Background: In this article, we aimed to evaluate results of patients who acquired various injuries during Libya civil war who then were transferred to our facility with genitourinary trauma for further assessment and treatment.
Methods: A total of 121 wounded patients, including 21 (17.3%) with 1 or more combined urogenital injuries, were treated at Yeni Yüzyıl University Private Gaziosmanpaşa Hospital from October 2014 to September 2016.
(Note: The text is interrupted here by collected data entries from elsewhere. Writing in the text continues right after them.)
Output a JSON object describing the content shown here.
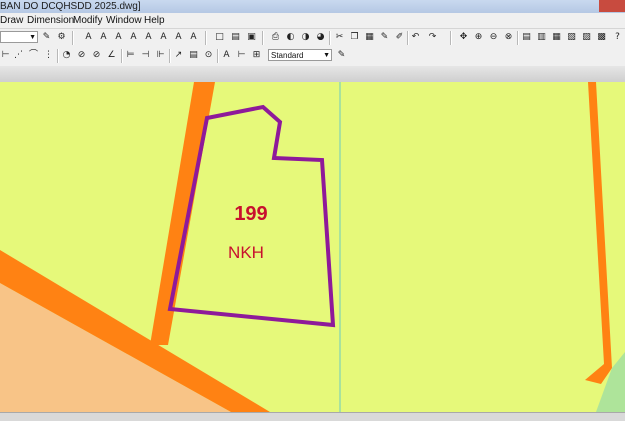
{
  "window": {
    "title": "BAN DO DCQHSDD 2025.dwg]"
  },
  "menu": {
    "items": [
      "Draw",
      "Dimension",
      "Modify",
      "Window",
      "Help"
    ]
  },
  "toolbar": {
    "text_style": "Standard"
  },
  "drawing": {
    "parcel_number": "199",
    "land_use_code": "NKH",
    "colors": {
      "background": "#e6f97a",
      "parcel_boundary": "#8e1a9a",
      "road": "#ff8213",
      "residential": "#f8c487",
      "grid_line": "#7fd3b5",
      "label": "#c8102e"
    }
  }
}
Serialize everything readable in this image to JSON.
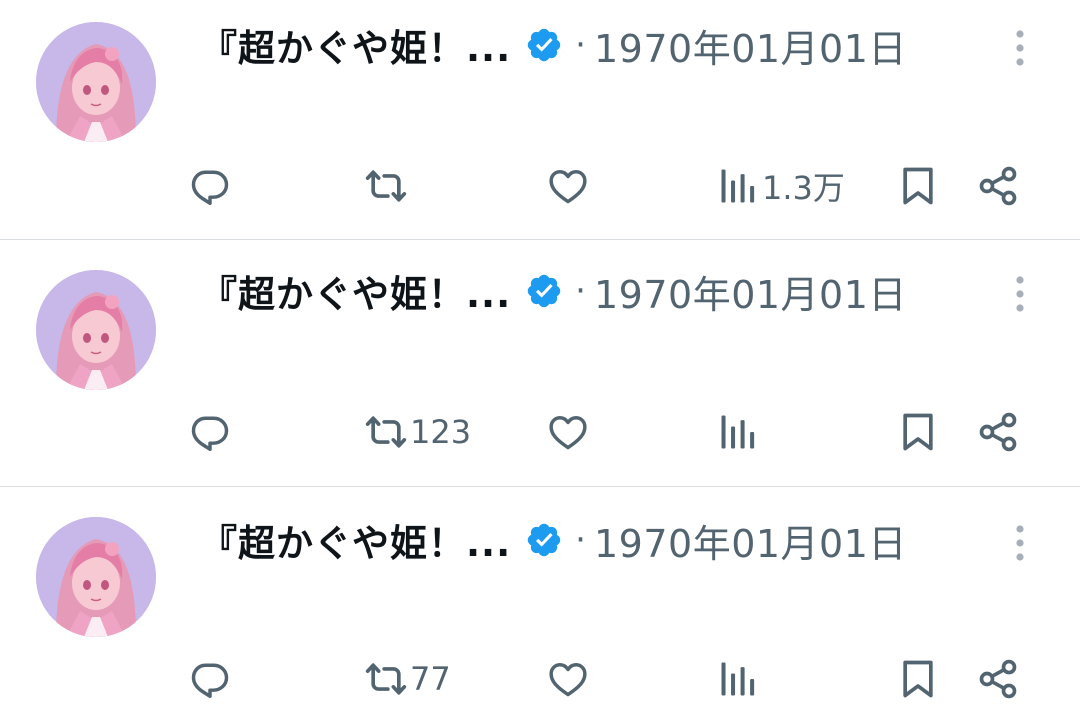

Results: Of the 21 patients, 13 (61.9%) were injured by explosive weapons, while the rest 8 (38.1%) had bullet wounds. The 21 urogenital injuries were to the kidney in 7 cases (33.4%), ureter in 5 (23.8%), bladder in 5 (23.8%), scrotum in 2 (9.5%), and penis in 2 (9.5%). There was associated damage to organs other than the urogenital system in 21 patients (100%). Two patients had nephrectomies performed on-site medical facility. The rest of patients had no urogenital organ resections. Urogenital trauma had higher rates of liver damage, generalized infection, blood transfusions, and longer hospital stay.
Conclusion: Knowing that war related surgery patients should be approached as a distinct and non-standard category, every case must be evaluated individually. Patients should be evaluated in a multidisciplinary approach and physicians should be aware of infections affecting morbidity and mortality.